Capistrano is a tool for deploying Rails apps, however, with some small tweaks, it can be used to deploy Jifty apps.

Install it:

gem install capistrano

The first step is to capify your Jifty app:

cd /path/to/AwesomeJiftyApp
mkdir config
capify .

It generates a config/deploy.rb file, which we modify it to satisfy what we need. Here's an example that deploys to example.com:


set :application, "AwesomeJiftyApp"
set :repository,  "git@git.example.com/awesome.git"

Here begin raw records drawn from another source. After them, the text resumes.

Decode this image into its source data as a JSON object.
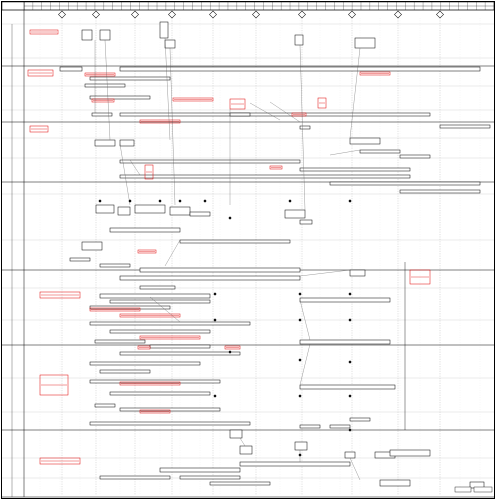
{
  "chart_data": {
    "type": "table",
    "header": {
      "row_labels": [
        "",
        ""
      ],
      "timeline_cells": 53
    },
    "milestones": [
      {
        "index": 1
      },
      {
        "index": 2
      },
      {
        "index": 3
      },
      {
        "index": 4
      },
      {
        "index": 5
      },
      {
        "index": 6
      },
      {
        "index": 7
      },
      {
        "index": 8
      },
      {
        "index": 9
      },
      {
        "index": 10
      }
    ],
    "lanes": [
      {
        "id": "lane-1"
      },
      {
        "id": "lane-2"
      },
      {
        "id": "lane-3"
      },
      {
        "id": "lane-4"
      },
      {
        "id": "lane-5"
      },
      {
        "id": "lane-6"
      },
      {
        "id": "lane-7"
      },
      {
        "id": "lane-8"
      },
      {
        "id": "lane-9"
      },
      {
        "id": "lane-10"
      },
      {
        "id": "lane-11"
      },
      {
        "id": "lane-12"
      },
      {
        "id": "lane-13"
      },
      {
        "id": "lane-14"
      },
      {
        "id": "lane-15"
      },
      {
        "id": "lane-16"
      },
      {
        "id": "lane-17"
      },
      {
        "id": "lane-18"
      },
      {
        "id": "lane-19"
      },
      {
        "id": "lane-20"
      }
    ]
  },
  "colors": {
    "line": "#000000",
    "accent": "#e00000",
    "dash": "#9a9a9a",
    "background": "#ffffff"
  },
  "legend": {
    "items": [
      "",
      ""
    ]
  }
}
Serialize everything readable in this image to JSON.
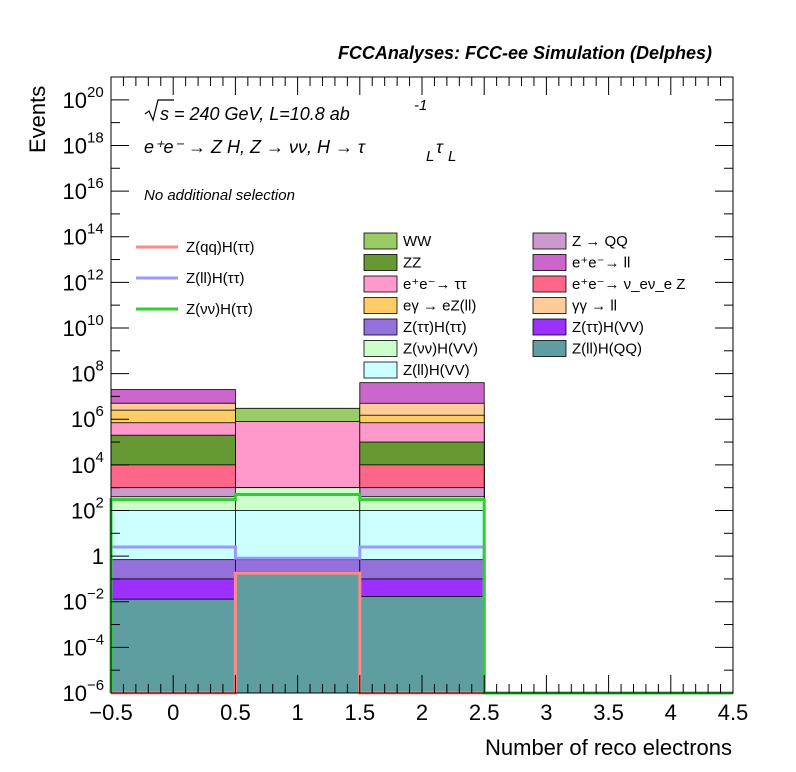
{
  "chart_data": {
    "type": "bar",
    "title": "FCCAnalyses: FCC-ee Simulation (Delphes)",
    "xlabel": "Number of reco electrons",
    "ylabel": "Events",
    "xlim": [
      -0.5,
      4.5
    ],
    "ylim": [
      1e-06,
      1e+21
    ],
    "yscale": "log",
    "bins": [
      [
        -0.5,
        0.5
      ],
      [
        0.5,
        1.5
      ],
      [
        1.5,
        2.5
      ]
    ],
    "x_ticks": [
      "−0.5",
      "0",
      "0.5",
      "1",
      "1.5",
      "2",
      "2.5",
      "3",
      "3.5",
      "4",
      "4.5"
    ],
    "y_ticks": [
      {
        "base": "10",
        "exp": "−6",
        "value": 1e-06
      },
      {
        "base": "10",
        "exp": "−4",
        "value": 0.0001
      },
      {
        "base": "10",
        "exp": "−2",
        "value": 0.01
      },
      {
        "base": "1",
        "exp": "",
        "value": 1
      },
      {
        "base": "10",
        "exp": "2",
        "value": 100.0
      },
      {
        "base": "10",
        "exp": "4",
        "value": 10000.0
      },
      {
        "base": "10",
        "exp": "6",
        "value": 1000000.0
      },
      {
        "base": "10",
        "exp": "8",
        "value": 100000000.0
      },
      {
        "base": "10",
        "exp": "10",
        "value": 10000000000.0
      },
      {
        "base": "10",
        "exp": "12",
        "value": 1000000000000.0
      },
      {
        "base": "10",
        "exp": "14",
        "value": 100000000000000.0
      },
      {
        "base": "10",
        "exp": "16",
        "value": 1e+16
      },
      {
        "base": "10",
        "exp": "18",
        "value": 1e+18
      },
      {
        "base": "10",
        "exp": "20",
        "value": 1e+20
      }
    ],
    "annotations": {
      "energy": "s = 240 GeV, L=10.8 ab",
      "energy_exp": "-1",
      "process": "e⁺e⁻ → Z H, Z → νν, H → τ",
      "no_selection": "No additional selection"
    },
    "stack": [
      {
        "name": "Z(ll)H(QQ)",
        "color": "#5f9ea0",
        "cumulative": [
          0.013,
          0.2,
          0.017
        ]
      },
      {
        "name": "Z(ττ)H(VV)",
        "color": "#9b30ff",
        "cumulative": [
          0.1,
          0.2,
          0.1
        ]
      },
      {
        "name": "Z(ττ)H(ττ)",
        "color": "#9370db",
        "cumulative": [
          0.7,
          0.7,
          0.7
        ]
      },
      {
        "name": "Z(ll)H(VV)",
        "color": "#ccffff",
        "cumulative": [
          100,
          100,
          100
        ]
      },
      {
        "name": "Z(νν)H(VV)",
        "color": "#ccffcc",
        "cumulative": [
          400,
          1000,
          400
        ]
      },
      {
        "name": "Z → QQ",
        "color": "#cc99cc",
        "cumulative": [
          1000,
          1000,
          1000
        ]
      },
      {
        "name": "e⁺e⁻→ ν_eν_e Z",
        "color": "#ff6688",
        "cumulative": [
          10000,
          1000,
          10000
        ]
      },
      {
        "name": "ZZ",
        "color": "#669933",
        "cumulative": [
          200000,
          1000,
          100000
        ]
      },
      {
        "name": "e⁺e⁻→ ττ",
        "color": "#ff99cc",
        "cumulative": [
          700000,
          800000,
          700000
        ]
      },
      {
        "name": "eγ → eZ(ll)",
        "color": "#ffcc66",
        "cumulative": [
          2500000,
          800000,
          1500000
        ]
      },
      {
        "name": "γγ → ll",
        "color": "#ffcc99",
        "cumulative": [
          5000000,
          800000,
          5000000
        ]
      },
      {
        "name": "WW",
        "color": "#99cc66",
        "cumulative": [
          5000000,
          3000000,
          3000000
        ]
      },
      {
        "name": "e⁺e⁻→ ll",
        "color": "#cc66cc",
        "cumulative": [
          20000000,
          3000000,
          40000000
        ]
      }
    ],
    "overlays": [
      {
        "name": "Z(qq)H(ττ)",
        "color": "#ff8888",
        "width": 3,
        "values": [
          1e-06,
          0.18,
          1e-06
        ]
      },
      {
        "name": "Z(ll)H(ττ)",
        "color": "#9999ff",
        "width": 3,
        "values": [
          2.5,
          0.8,
          2.5
        ]
      },
      {
        "name": "Z(νν)H(ττ)",
        "color": "#33cc33",
        "width": 3,
        "values": [
          300,
          500,
          300
        ]
      }
    ],
    "legend_left": [
      {
        "label": "Z(qq)H(ττ)",
        "color": "#ff8888",
        "kind": "line"
      },
      {
        "label": "Z(ll)H(ττ)",
        "color": "#9999ff",
        "kind": "line"
      },
      {
        "label": "Z(νν)H(ττ)",
        "color": "#33cc33",
        "kind": "line"
      }
    ],
    "legend_mid": [
      {
        "label": "WW",
        "color": "#99cc66"
      },
      {
        "label": "ZZ",
        "color": "#669933"
      },
      {
        "label": "e⁺e⁻→ ττ",
        "color": "#ff99cc"
      },
      {
        "label": "eγ → eZ(ll)",
        "color": "#ffcc66"
      },
      {
        "label": "Z(ττ)H(ττ)",
        "color": "#9370db"
      },
      {
        "label": "Z(νν)H(VV)",
        "color": "#ccffcc"
      },
      {
        "label": "Z(ll)H(VV)",
        "color": "#ccffff"
      }
    ],
    "legend_right": [
      {
        "label": "Z → QQ",
        "color": "#cc99cc"
      },
      {
        "label": "e⁺e⁻→ ll",
        "color": "#cc66cc"
      },
      {
        "label": "e⁺e⁻→ ν_eν_e Z",
        "color": "#ff6688"
      },
      {
        "label": "γγ → ll",
        "color": "#ffcc99"
      },
      {
        "label": "Z(ττ)H(VV)",
        "color": "#9b30ff"
      },
      {
        "label": "Z(ll)H(QQ)",
        "color": "#5f9ea0"
      }
    ]
  }
}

set :deploy_to, "/home/apps/awesome"

set :scm, :git
set :use_sudo, false
set :deploy_via, :remote_cache

role :app, "example.com"
role :web, "example.com"
role :db,  "example.com", :primary => true

namespace :deploy do
  desc "Create database.yml and asset packages for production"
  task :after_update_code, :roles => [:web] do
    run "cp -r #{shared_path}/etc/* #{latest_release}/etc/"
  end

  desc "Restart the app is undefined to be a no-op."
  task :restart, :roles => :app, :except => { :no_release => true } do
  end

  task :migrate, :roles => :app do
    run "cd #{latest_release}; bin/jifty schema --setup"
  end

  # Un-define some rails-specific tasks.
  [:start, :stop, :finalize_update].each do |t|
    desc "#{t} task is a no-op."
    task t, :roles => :app do ; end
  end
end

It's pure ruby code. For those Perl programmers who wonder what the do...end means, it mean a code ref like sub { ... }.

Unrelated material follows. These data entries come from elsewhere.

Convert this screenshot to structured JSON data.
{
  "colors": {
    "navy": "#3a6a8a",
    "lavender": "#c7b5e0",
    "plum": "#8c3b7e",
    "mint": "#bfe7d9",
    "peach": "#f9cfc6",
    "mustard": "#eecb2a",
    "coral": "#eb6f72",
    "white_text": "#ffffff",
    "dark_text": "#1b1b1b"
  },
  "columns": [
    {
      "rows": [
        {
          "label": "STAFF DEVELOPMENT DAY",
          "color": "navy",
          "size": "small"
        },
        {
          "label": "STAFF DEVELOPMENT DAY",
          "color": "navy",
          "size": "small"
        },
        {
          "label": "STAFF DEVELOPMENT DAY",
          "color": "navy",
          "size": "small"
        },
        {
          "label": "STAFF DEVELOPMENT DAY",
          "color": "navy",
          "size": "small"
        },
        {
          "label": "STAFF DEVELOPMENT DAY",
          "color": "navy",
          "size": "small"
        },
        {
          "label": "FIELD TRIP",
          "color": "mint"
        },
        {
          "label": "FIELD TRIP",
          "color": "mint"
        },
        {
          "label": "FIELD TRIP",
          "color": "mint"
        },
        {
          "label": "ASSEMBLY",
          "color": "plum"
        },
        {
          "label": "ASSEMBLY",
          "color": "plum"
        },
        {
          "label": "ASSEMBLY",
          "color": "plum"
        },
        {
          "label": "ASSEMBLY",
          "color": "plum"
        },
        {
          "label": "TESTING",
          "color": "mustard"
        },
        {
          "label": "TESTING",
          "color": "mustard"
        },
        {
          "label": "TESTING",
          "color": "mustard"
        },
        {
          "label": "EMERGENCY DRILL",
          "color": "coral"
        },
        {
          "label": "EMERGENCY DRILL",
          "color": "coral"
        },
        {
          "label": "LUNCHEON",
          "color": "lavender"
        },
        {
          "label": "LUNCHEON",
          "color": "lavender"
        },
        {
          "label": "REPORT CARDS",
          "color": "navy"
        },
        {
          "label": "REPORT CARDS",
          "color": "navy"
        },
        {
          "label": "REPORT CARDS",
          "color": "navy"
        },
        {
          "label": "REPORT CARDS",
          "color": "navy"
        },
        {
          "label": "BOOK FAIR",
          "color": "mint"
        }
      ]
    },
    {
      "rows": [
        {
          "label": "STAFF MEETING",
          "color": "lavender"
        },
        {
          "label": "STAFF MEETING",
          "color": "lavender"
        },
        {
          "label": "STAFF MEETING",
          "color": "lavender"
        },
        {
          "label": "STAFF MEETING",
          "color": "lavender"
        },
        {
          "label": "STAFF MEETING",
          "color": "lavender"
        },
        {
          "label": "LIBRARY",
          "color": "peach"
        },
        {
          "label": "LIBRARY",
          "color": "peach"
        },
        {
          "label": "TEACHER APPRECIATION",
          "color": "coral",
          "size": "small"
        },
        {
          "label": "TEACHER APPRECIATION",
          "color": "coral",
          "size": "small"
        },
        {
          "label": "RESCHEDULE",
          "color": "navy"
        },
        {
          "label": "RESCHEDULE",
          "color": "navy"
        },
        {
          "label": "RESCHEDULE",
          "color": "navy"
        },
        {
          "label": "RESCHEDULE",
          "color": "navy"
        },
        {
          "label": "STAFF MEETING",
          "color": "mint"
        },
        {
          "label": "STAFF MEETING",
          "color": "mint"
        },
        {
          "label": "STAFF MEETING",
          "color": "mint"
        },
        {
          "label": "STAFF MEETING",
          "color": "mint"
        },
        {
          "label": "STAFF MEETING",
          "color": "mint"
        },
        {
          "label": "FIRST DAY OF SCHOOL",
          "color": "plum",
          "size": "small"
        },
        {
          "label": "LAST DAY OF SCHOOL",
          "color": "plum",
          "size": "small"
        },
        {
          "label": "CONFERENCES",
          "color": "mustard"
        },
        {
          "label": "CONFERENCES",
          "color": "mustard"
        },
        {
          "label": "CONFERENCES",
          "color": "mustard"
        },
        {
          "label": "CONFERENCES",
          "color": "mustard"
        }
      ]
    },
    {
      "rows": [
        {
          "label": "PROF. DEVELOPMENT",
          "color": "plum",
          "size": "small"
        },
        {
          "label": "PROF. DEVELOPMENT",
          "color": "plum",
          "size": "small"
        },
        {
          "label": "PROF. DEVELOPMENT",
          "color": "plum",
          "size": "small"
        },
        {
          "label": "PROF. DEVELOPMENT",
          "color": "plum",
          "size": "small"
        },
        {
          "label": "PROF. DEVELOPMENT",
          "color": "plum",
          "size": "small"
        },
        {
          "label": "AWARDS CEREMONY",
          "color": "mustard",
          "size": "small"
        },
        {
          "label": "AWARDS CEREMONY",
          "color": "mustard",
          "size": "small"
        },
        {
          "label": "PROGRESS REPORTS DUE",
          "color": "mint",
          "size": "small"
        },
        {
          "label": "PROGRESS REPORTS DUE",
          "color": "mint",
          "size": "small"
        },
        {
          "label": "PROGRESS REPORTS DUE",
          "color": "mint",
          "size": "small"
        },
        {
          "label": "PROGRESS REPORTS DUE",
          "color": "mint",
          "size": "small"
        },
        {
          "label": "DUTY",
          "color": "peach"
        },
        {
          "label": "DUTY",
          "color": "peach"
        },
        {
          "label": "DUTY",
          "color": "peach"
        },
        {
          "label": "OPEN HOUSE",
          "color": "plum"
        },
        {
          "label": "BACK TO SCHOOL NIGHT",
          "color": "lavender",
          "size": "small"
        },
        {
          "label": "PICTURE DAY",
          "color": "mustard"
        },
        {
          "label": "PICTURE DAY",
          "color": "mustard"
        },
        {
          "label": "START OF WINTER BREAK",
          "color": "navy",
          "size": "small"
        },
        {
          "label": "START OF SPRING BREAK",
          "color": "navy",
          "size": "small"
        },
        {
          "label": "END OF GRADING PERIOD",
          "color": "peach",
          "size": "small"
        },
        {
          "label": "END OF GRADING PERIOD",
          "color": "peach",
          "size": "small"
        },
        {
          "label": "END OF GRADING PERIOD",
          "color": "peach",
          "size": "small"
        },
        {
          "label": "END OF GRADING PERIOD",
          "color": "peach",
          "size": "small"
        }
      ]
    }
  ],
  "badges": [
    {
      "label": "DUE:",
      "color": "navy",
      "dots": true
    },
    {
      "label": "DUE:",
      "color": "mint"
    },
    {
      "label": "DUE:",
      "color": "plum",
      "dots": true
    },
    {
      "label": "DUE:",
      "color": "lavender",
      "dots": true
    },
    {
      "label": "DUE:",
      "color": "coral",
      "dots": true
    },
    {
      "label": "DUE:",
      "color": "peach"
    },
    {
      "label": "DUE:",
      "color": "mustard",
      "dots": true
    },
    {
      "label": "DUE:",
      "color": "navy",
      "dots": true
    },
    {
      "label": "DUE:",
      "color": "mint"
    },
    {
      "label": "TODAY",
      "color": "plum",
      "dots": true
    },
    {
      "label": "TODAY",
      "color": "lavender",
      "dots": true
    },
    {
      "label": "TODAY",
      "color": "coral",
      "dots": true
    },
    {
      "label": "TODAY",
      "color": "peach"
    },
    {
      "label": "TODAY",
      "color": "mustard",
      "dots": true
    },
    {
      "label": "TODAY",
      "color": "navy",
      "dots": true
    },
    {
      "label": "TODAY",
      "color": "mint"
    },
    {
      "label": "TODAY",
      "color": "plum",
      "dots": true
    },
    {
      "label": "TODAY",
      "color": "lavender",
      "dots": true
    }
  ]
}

Run the setup task. This will create the required directories on the remote host example.com:

cap deploy:setup

In my case, I put site_config.yml, which contains the database username/password setting, to /home/apps/awesome/shared/etc, and copy it over to the latest app dir every time.

Then, run a "cold" start, this will prepare the directory structure and run database migration:

cap deploy:cold

Afterwards, you just git push your code and then run:

cap deploy

Then the latest code will be re-deployed.

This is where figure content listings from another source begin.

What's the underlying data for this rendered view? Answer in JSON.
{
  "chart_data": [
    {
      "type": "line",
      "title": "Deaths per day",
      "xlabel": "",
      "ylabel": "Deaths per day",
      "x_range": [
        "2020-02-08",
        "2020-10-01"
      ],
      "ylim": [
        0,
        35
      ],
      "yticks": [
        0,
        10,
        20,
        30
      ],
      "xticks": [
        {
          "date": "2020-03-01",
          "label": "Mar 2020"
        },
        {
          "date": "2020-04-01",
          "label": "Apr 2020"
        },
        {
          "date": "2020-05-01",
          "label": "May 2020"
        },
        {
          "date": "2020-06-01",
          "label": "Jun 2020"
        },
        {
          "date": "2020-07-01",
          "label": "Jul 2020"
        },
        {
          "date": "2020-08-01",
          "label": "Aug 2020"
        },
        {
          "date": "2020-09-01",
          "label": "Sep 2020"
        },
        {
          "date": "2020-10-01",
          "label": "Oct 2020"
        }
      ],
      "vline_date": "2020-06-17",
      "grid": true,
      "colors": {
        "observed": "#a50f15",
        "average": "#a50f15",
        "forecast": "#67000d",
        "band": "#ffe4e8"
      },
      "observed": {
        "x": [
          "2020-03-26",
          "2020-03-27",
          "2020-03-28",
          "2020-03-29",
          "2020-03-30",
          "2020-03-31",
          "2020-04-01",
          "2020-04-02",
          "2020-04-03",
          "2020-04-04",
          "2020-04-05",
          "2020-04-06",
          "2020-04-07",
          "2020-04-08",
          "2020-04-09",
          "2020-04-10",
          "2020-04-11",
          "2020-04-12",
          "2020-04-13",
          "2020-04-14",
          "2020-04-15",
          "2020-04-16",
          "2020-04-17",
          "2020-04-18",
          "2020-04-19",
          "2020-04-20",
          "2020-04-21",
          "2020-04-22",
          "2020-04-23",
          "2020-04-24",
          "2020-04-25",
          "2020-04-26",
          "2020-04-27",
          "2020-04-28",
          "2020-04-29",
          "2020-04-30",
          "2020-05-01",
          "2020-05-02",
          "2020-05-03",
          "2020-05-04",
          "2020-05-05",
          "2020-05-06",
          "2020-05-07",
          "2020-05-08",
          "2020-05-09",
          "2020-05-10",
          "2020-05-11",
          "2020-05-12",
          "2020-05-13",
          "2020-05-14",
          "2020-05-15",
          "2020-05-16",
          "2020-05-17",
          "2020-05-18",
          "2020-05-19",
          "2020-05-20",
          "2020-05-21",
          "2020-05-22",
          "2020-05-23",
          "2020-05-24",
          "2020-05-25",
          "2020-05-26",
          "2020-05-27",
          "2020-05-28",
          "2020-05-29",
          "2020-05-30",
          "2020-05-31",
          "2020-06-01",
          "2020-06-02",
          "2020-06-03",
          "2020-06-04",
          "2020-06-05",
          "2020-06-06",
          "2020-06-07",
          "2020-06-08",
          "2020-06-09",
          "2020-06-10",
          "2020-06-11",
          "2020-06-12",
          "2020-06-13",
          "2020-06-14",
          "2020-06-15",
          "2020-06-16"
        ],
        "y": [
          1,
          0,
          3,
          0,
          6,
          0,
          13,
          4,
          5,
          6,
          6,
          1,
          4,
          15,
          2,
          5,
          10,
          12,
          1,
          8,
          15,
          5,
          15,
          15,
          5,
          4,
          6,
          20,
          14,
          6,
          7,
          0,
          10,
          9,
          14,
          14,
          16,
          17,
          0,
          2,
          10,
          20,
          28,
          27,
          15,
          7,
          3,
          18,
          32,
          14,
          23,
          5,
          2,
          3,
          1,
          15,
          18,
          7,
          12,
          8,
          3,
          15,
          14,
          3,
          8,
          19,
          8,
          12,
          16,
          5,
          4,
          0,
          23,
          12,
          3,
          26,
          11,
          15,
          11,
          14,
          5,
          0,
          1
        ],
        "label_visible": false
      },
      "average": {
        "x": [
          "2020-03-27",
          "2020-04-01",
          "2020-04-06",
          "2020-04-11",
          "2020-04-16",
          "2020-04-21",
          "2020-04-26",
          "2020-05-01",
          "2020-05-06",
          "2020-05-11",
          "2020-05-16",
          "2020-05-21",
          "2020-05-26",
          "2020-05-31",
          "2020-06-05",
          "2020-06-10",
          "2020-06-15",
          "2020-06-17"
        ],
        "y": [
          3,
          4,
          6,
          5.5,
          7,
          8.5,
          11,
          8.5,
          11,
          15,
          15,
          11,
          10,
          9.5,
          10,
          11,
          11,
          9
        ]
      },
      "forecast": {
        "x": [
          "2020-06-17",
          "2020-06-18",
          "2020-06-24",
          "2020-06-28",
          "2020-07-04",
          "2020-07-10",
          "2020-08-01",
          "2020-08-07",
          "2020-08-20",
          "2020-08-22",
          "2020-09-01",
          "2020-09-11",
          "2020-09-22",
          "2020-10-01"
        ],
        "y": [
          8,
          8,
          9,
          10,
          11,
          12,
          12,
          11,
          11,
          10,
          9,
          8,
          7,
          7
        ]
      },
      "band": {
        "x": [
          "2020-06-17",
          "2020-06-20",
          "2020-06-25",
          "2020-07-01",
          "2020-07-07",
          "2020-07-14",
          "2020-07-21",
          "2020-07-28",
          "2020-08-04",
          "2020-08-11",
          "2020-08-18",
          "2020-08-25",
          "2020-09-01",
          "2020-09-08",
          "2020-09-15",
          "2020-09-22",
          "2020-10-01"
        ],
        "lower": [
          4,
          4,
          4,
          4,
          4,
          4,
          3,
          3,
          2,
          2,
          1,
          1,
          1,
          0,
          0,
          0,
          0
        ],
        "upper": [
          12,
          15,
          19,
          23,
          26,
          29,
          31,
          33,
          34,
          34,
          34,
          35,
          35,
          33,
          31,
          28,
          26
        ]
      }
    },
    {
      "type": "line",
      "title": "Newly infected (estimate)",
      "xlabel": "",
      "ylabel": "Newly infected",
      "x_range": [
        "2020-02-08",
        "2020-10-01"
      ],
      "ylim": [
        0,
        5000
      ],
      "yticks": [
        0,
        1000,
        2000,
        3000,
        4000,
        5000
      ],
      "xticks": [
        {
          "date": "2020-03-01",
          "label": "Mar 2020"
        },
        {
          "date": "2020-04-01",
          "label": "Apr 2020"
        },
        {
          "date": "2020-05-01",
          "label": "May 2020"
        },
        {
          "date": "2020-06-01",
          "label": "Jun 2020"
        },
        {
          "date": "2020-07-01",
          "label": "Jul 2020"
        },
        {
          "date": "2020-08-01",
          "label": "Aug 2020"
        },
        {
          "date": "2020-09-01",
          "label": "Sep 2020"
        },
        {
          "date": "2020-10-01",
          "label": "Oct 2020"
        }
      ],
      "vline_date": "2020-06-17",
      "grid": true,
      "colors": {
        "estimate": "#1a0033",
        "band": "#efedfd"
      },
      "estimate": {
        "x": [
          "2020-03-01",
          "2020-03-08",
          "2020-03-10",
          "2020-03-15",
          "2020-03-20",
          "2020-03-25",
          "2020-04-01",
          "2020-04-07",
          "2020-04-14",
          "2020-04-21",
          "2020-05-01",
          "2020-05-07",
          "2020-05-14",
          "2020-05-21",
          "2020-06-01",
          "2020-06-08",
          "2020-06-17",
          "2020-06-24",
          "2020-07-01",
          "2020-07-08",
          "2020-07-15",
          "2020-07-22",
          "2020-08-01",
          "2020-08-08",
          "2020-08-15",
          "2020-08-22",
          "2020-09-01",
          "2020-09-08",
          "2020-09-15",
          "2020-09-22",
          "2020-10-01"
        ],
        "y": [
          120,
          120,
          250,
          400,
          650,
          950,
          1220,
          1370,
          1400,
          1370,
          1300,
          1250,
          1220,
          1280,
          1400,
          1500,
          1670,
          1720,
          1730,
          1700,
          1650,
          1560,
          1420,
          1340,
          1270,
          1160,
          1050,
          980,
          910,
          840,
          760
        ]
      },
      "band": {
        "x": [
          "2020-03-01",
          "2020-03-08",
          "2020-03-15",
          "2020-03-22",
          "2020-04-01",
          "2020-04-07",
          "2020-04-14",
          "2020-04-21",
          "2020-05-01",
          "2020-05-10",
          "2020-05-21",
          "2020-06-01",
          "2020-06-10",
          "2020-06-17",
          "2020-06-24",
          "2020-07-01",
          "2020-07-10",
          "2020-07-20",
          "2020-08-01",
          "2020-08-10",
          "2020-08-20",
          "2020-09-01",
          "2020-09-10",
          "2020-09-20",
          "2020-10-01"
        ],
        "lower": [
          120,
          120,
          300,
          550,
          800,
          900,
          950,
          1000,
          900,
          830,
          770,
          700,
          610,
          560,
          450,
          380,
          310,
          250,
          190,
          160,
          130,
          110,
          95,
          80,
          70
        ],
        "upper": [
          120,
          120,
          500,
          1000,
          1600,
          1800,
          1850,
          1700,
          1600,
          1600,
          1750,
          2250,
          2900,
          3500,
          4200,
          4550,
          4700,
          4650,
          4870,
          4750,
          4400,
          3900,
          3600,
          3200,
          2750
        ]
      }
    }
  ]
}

The example deploy.rb undefined several rails-specific steps. Including the restart of the server. That will certainly depends on how you config it. You might be able to put:

run "sudo apache2ctl restart"

... in there. If you config your app to be instantiated with apache2 + fastcgi.

Definitely check the Capistrano documentation for more tweaks in deploy.rb setting. This is a practically useful tool, and it shouldn't be difficult to play with.